Suppose $g : U \subseteq \mathbb{R}^m \to M \subseteq \mathbb{R}^k$, and $u \in U$ why does the derivative $dg_u$ extend to all of $\mathbb{R}^m$?
This is my question, it comes after reading page 4 of Topology from the Differentiable Viewpoint by Milnor
This is the excerpt :
"Now let us define the tangent space for an arbitrary smooth manifold $M \subseteq \mathbb{R}^k$. Choose a parameterization $$g : U \to M \subseteq \mathbb{R}^k$$ of a neighbourhood $g[U]$ of $x \in M$, with $g(u) = x$. Here $U$ is an open subset of $\mathbb{R}^m$. Think of $g$ as a mapping from $U$ to $\mathbb{R}^k$ so that the derivative $$dg_u : \mathbb{R}^m \to \mathbb{R}^k$$ is defined. Then $$TM_x = dg_u[\mathbb{R}^m]$$"

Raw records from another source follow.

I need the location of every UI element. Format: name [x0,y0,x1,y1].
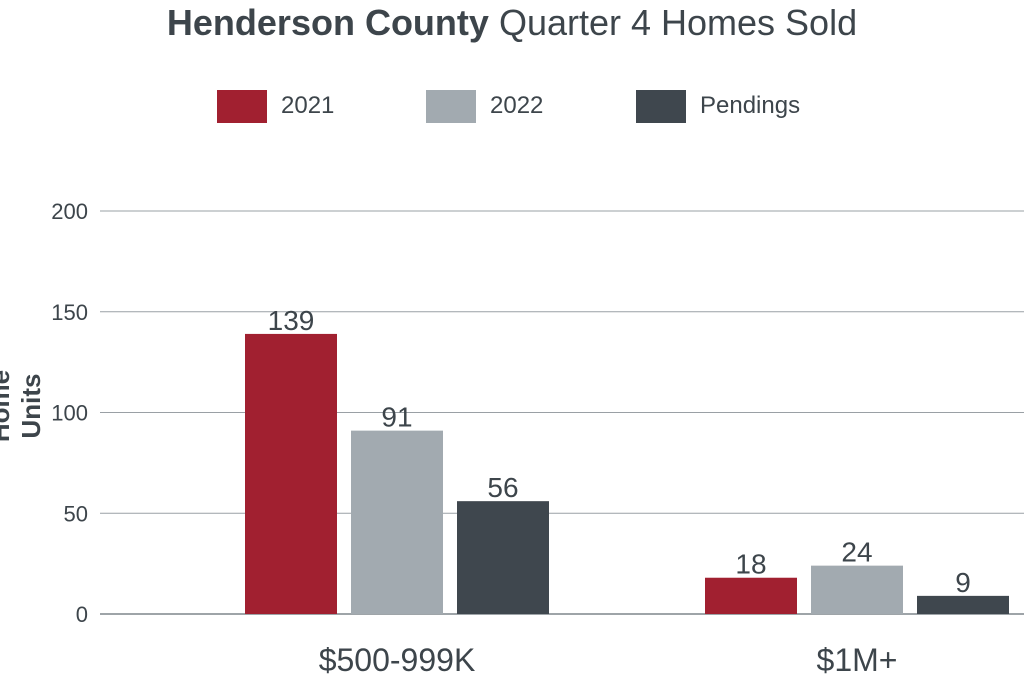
legend: 2021 2022 Pendings [0,88,1024,128]
chart-title: Henderson County Quarter 4 Homes Sold [0,2,1024,44]
data-label-pendings-1: 9 [955,567,971,598]
y-tick-label-50: 50 [64,501,88,526]
legend-label-2022: 2022 [490,92,544,119]
legend-item-pendings: Pendings [636,88,800,124]
data-label-pendings-0: 56 [487,472,518,503]
data-label-2021-0: 139 [268,305,315,336]
data-label-2021-1: 18 [735,549,766,580]
y-tick-label-0: 0 [76,602,88,627]
bar-2021-0 [245,333,337,614]
data-label-2022-1: 24 [841,537,872,568]
legend-swatch-pendings [636,89,686,123]
y-tick-label-100: 100 [51,401,88,426]
x-category-label-1: $1M+ [817,642,898,678]
chart-title-rest: Quarter 4 Homes Sold [498,2,858,43]
y-tick-label-200: 200 [51,199,88,224]
data-label-2022-0: 91 [381,402,412,433]
chart-title-bold: Henderson County [166,2,489,43]
bar-2021-1 [705,577,797,614]
y-tick-label-150: 150 [51,300,88,325]
legend-item-2022: 2022 [426,88,543,124]
legend-item-2021: 2021 [217,88,334,124]
legend-swatch-2022 [426,89,476,123]
bar-2022-0 [351,430,443,614]
legend-label-2021: 2021 [281,92,335,119]
bar-2022-1 [811,565,903,614]
legend-swatch-2021 [217,89,267,123]
legend-label-pendings: Pendings [700,92,801,119]
bar-pendings-0 [457,501,549,614]
x-category-label-0: $500-999K [319,642,476,678]
bar-pendings-1 [917,595,1009,614]
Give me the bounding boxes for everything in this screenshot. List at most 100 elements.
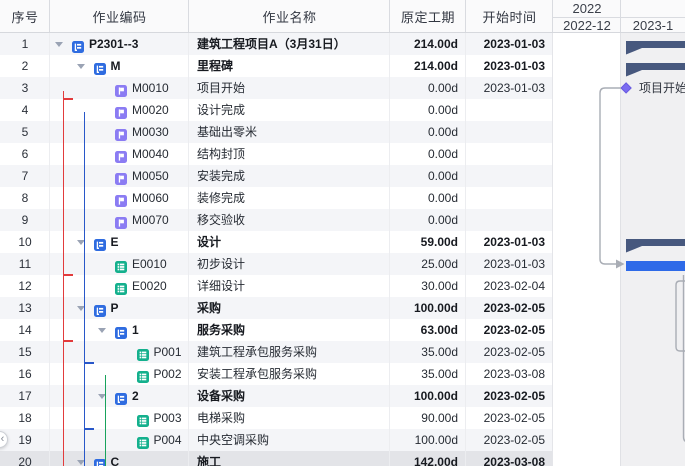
table-row[interactable]: 14 1 服务采购 63.00d 2023-02-05	[0, 319, 685, 341]
timeline-month-cell-dec: 2022-12	[553, 17, 621, 33]
table-row[interactable]: 11 E0010 初步设计 25.00d 2023-01-03	[0, 253, 685, 275]
row-background	[0, 33, 553, 55]
expand-collapse-arrow-icon[interactable]	[98, 393, 106, 399]
activity-code: E0010	[132, 257, 167, 271]
table-row[interactable]: 19 P004 中央空调采购 100.00d 2023-02-05	[0, 429, 685, 451]
row-number: 12	[18, 279, 32, 293]
wbs-icon	[72, 38, 84, 53]
activity-code: P	[110, 301, 119, 315]
expand-collapse-arrow-icon[interactable]	[76, 459, 85, 465]
activity-name: 详细设计	[197, 279, 246, 293]
row-background	[0, 275, 553, 297]
gantt-shaded-period	[620, 363, 685, 385]
expand-collapse-arrow-icon[interactable]	[76, 63, 85, 69]
activity-code: E	[110, 235, 119, 249]
table-row[interactable]: 17 2 设备采购 100.00d 2023-02-05	[0, 385, 685, 407]
activity-name: 里程碑	[197, 59, 234, 73]
original-duration: 214.00d	[413, 59, 458, 73]
start-date: 2023-02-05	[483, 323, 545, 337]
original-duration: 0.00d	[427, 213, 458, 227]
tree-branch-tick	[62, 98, 73, 100]
row-number: 15	[18, 345, 32, 359]
table-row[interactable]: 8 M0060 装修完成 0.00d	[0, 187, 685, 209]
gantt-shaded-period	[620, 451, 685, 466]
header-divider	[552, 0, 553, 33]
column-grid-line	[465, 33, 466, 466]
original-duration: 0.00d	[427, 169, 458, 183]
wbs-icon	[93, 60, 106, 75]
table-row[interactable]: 5 M0030 基础出零米 0.00d	[0, 121, 685, 143]
column-header-name[interactable]: 作业名称	[189, 0, 390, 33]
tree-branch-tick	[83, 362, 94, 364]
table-row[interactable]: 1 P2301--3 建筑工程项目A（3月31日） 214.00d 2023-01-03	[0, 33, 685, 55]
table-row[interactable]: 12 E0020 详细设计 30.00d 2023-02-04	[0, 275, 685, 297]
milestone-icon	[115, 104, 127, 119]
gantt-shaded-period	[620, 275, 685, 297]
milestone-icon	[115, 82, 127, 97]
task-bar[interactable]	[626, 261, 685, 271]
table-header: 序号 作业编码 作业名称 原定工期 开始时间 2022 2022-12 2023…	[0, 0, 685, 33]
activity-code: M0060	[132, 191, 169, 205]
table-row[interactable]: 7 M0050 安装完成 0.00d	[0, 165, 685, 187]
column-header-duration-label: 原定工期	[400, 10, 455, 25]
original-duration: 30.00d	[421, 279, 458, 293]
original-duration: 63.00d	[420, 323, 458, 337]
header-divider	[188, 0, 189, 33]
column-header-num[interactable]: 序号	[0, 0, 50, 33]
row-background	[0, 143, 553, 165]
table-row[interactable]: 15 P001 建筑工程承包服务采购 35.00d 2023-02-05	[0, 341, 685, 363]
timeline-month-label-jan: 2023-1	[632, 17, 674, 33]
original-duration: 100.00d	[413, 389, 458, 403]
row-background	[0, 231, 553, 253]
start-date: 2023-02-05	[483, 345, 545, 359]
original-duration: 25.00d	[421, 257, 458, 271]
summary-bar[interactable]	[626, 41, 685, 55]
row-number: 18	[18, 411, 32, 425]
table-row[interactable]: 18 P003 电梯采购 90.00d 2023-02-05	[0, 407, 685, 429]
expand-collapse-arrow-icon[interactable]	[76, 305, 85, 311]
start-date: 2023-01-03	[483, 235, 545, 249]
activity-name: 基础出零米	[197, 125, 258, 139]
gantt-shaded-period	[620, 143, 685, 165]
expand-collapse-arrow-icon[interactable]	[76, 239, 85, 245]
task-icon	[115, 258, 127, 273]
activity-code: M0010	[132, 81, 169, 95]
original-duration: 214.00d	[413, 37, 458, 51]
row-number: 2	[21, 59, 29, 73]
original-duration: 59.00d	[420, 235, 458, 249]
milestone-icon	[115, 214, 127, 229]
row-number: 20	[18, 455, 32, 466]
table-row[interactable]: 13 P 采购 100.00d 2023-02-05	[0, 297, 685, 319]
tree-branch-line	[62, 91, 65, 466]
gantt-shaded-period	[620, 341, 685, 363]
expand-collapse-arrow-icon[interactable]	[98, 327, 106, 333]
table-row[interactable]: 3 M0010 项目开始 0.00d 2023-01-03 项目开始	[0, 77, 685, 99]
column-header-start[interactable]: 开始时间	[466, 0, 553, 33]
table-row[interactable]: 4 M0020 设计完成 0.00d	[0, 99, 685, 121]
table-row[interactable]: 16 P002 安装工程承包服务采购 35.00d 2023-03-08	[0, 363, 685, 385]
activity-code: M0040	[132, 147, 169, 161]
activity-code: P004	[153, 433, 182, 447]
table-row[interactable]: 10 E 设计 59.00d 2023-01-03	[0, 231, 685, 253]
activity-code: 2	[132, 389, 139, 403]
table-row[interactable]: 9 M0070 移交验收 0.00d	[0, 209, 685, 231]
table-row[interactable]: 2 M 里程碑 214.00d 2023-01-03	[0, 55, 685, 77]
activity-name: 采购	[197, 301, 222, 315]
summary-bar[interactable]	[626, 239, 685, 253]
table-row[interactable]: 20 C 施工 142.00d 2023-03-08	[0, 451, 685, 466]
expand-collapse-arrow-icon[interactable]	[55, 41, 63, 47]
column-header-duration[interactable]: 原定工期	[390, 0, 466, 33]
gantt-shaded-period	[620, 77, 685, 99]
timeline-month-cell-jan: 2023-1	[621, 17, 685, 33]
activity-name: 设备采购	[197, 389, 246, 403]
row-number: 11	[18, 257, 32, 271]
start-date: 2023-01-03	[483, 257, 545, 271]
column-header-code[interactable]: 作业编码	[50, 0, 189, 33]
milestone-icon	[115, 126, 127, 141]
original-duration: 90.00d	[421, 411, 458, 425]
summary-bar[interactable]	[626, 63, 685, 77]
table-row[interactable]: 6 M0040 结构封顶 0.00d	[0, 143, 685, 165]
original-duration: 35.00d	[421, 367, 458, 381]
row-background	[0, 253, 553, 275]
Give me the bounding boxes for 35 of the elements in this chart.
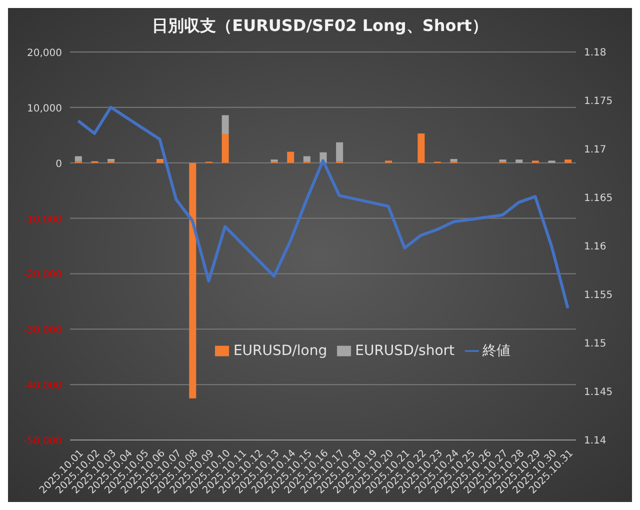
bar bbox=[450, 158, 458, 162]
y2-tick-label: 1.17 bbox=[584, 144, 606, 156]
legend-label: EURUSD/short bbox=[355, 343, 455, 359]
bar bbox=[189, 162, 196, 398]
bar bbox=[516, 160, 523, 163]
y2-tick-label: 1.16 bbox=[584, 242, 606, 253]
bar bbox=[74, 156, 82, 162]
y2-tick-label: 1.14 bbox=[584, 436, 606, 447]
y-tick-label: -50,000 bbox=[23, 436, 62, 447]
chart-title: 日別収支（EURUSD/SF02 Long、Short） bbox=[151, 15, 489, 37]
bar bbox=[156, 158, 164, 163]
bar bbox=[564, 160, 572, 163]
bar bbox=[418, 133, 425, 163]
y-tick-label: 0 bbox=[56, 158, 62, 170]
legend-label: EURUSD/long bbox=[233, 343, 328, 359]
y2-tick-label: 1.155 bbox=[584, 290, 613, 302]
legend-label: 終値 bbox=[482, 343, 511, 359]
y-tick-label: -40,000 bbox=[23, 380, 62, 392]
y2-tick-label: 1.165 bbox=[584, 193, 613, 204]
y2-tick-label: 1.18 bbox=[584, 48, 606, 59]
y-tick-label: 10,000 bbox=[27, 103, 62, 114]
y2-tick-label: 1.145 bbox=[584, 387, 613, 398]
y-tick-label: -30,000 bbox=[23, 325, 62, 336]
bar bbox=[222, 115, 229, 134]
y2-tick-label: 1.15 bbox=[584, 338, 606, 350]
bar bbox=[336, 142, 344, 162]
bar bbox=[287, 152, 294, 163]
line-series bbox=[76, 106, 570, 310]
y-tick-label: -10,000 bbox=[23, 214, 62, 226]
bar bbox=[222, 134, 229, 163]
y-tick-label: 20,000 bbox=[27, 48, 62, 59]
y-tick-label: -20,000 bbox=[23, 270, 62, 281]
bar bbox=[108, 158, 115, 162]
y2-tick-label: 1.175 bbox=[584, 96, 613, 108]
bar bbox=[303, 156, 310, 162]
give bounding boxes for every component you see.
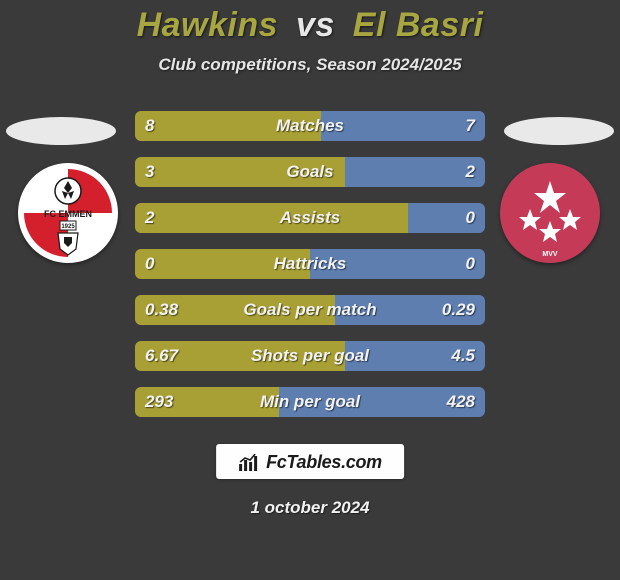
svg-text:1925: 1925 (61, 224, 75, 230)
stat-bar-right: 428 (279, 387, 486, 417)
stat-bar-right: 0 (310, 249, 485, 279)
stat-bar-right: 2 (345, 157, 485, 187)
subtitle: Club competitions, Season 2024/2025 (0, 55, 620, 75)
stat-row: 6.674.5Shots per goal (135, 341, 485, 371)
stat-value-right: 428 (447, 392, 475, 412)
stat-value-left: 0.38 (145, 300, 178, 320)
comparison-card: Hawkins vs El Basri Club competitions, S… (0, 0, 620, 580)
stat-value-right: 0.29 (442, 300, 475, 320)
stat-bar-left: 6.67 (135, 341, 345, 371)
page-title: Hawkins vs El Basri (0, 0, 620, 45)
player1-name: Hawkins (137, 6, 278, 44)
stat-bar-left: 0.38 (135, 295, 335, 325)
stat-bar-left: 293 (135, 387, 279, 417)
stat-row: 20Assists (135, 203, 485, 233)
stat-value-left: 293 (145, 392, 173, 412)
stat-value-right: 7 (466, 116, 475, 136)
stat-value-left: 3 (145, 162, 154, 182)
stat-row: 00Hattricks (135, 249, 485, 279)
right-ellipse-decor (504, 117, 614, 145)
stat-bar-left: 2 (135, 203, 408, 233)
stat-value-right: 4.5 (451, 346, 475, 366)
stat-bar-right: 0 (408, 203, 485, 233)
stat-bar-left: 3 (135, 157, 345, 187)
left-ellipse-decor (6, 117, 116, 145)
stat-row: 32Goals (135, 157, 485, 187)
brand-badge: FcTables.com (216, 444, 404, 479)
stat-value-right: 0 (466, 254, 475, 274)
stat-bar-right: 4.5 (345, 341, 485, 371)
stat-bar-left: 0 (135, 249, 310, 279)
stat-value-left: 0 (145, 254, 154, 274)
vs-separator: vs (296, 6, 335, 44)
stat-bar-right: 7 (321, 111, 486, 141)
stat-bar-right: 0.29 (335, 295, 486, 325)
svg-text:MVV: MVV (542, 251, 558, 258)
stat-value-right: 0 (466, 208, 475, 228)
stat-row: 87Matches (135, 111, 485, 141)
fc-emmen-icon: FC EMMEN 1925 (18, 163, 118, 263)
footer-date: 1 october 2024 (0, 498, 620, 518)
chart-icon (238, 454, 260, 472)
mvv-icon: MVV (500, 163, 600, 263)
stat-value-left: 8 (145, 116, 154, 136)
stat-value-left: 2 (145, 208, 154, 228)
player2-name: El Basri (353, 6, 484, 44)
stat-value-left: 6.67 (145, 346, 178, 366)
stat-rows: 87Matches32Goals20Assists00Hattricks0.38… (135, 111, 485, 433)
stat-row: 293428Min per goal (135, 387, 485, 417)
stat-bar-left: 8 (135, 111, 321, 141)
svg-text:FC EMMEN: FC EMMEN (44, 209, 92, 219)
stat-row: 0.380.29Goals per match (135, 295, 485, 325)
team-badge-right: MVV (500, 163, 600, 263)
stat-value-right: 2 (466, 162, 475, 182)
brand-text: FcTables.com (266, 452, 382, 473)
team-badge-left: FC EMMEN 1925 (18, 163, 118, 263)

So my question is if $g$ maps $U$ to $m$, $g : U \to M$ how can its derivative at the point $u$, $dg_u$ extend to all of $\mathbb{R}^m$ so that it maps all of $\mathbb{R}^m$ into $\mathbb{R}^k$?
In other words if $g : U \to M$ how can $dg_u$ be defined so that $dg_u : \mathbb{R}^m \to \mathbb{R}^k$?
It seems that you're confusing the domain of $dg$ with that of $dg_u$. Remember that $dg_u$ is the derivative of $g : U \to M$ at the single point $u \in U$; i.e. the best linear approximation to $g(\cdot) - g(u)$ near $u$. You might be more familiar with this as the Jacobian matrix of the mapping $g$. Linear maps/matrices always map between vector spaces - in this case since $U \subset \mathbb R^m, M \subset \mathbb R^k$, the derivative is a $k \times m$ matrix, or equivalently a linear map $\mathbb R^m \to \mathbb R^k$.
If you want to talk about the derivative $dg$ as a function of position $u$, then you really have a map $dg : U \times \mathbb R^m \to \mathbb R^k$ defined by $dg(u,v) = dg_u(v)$.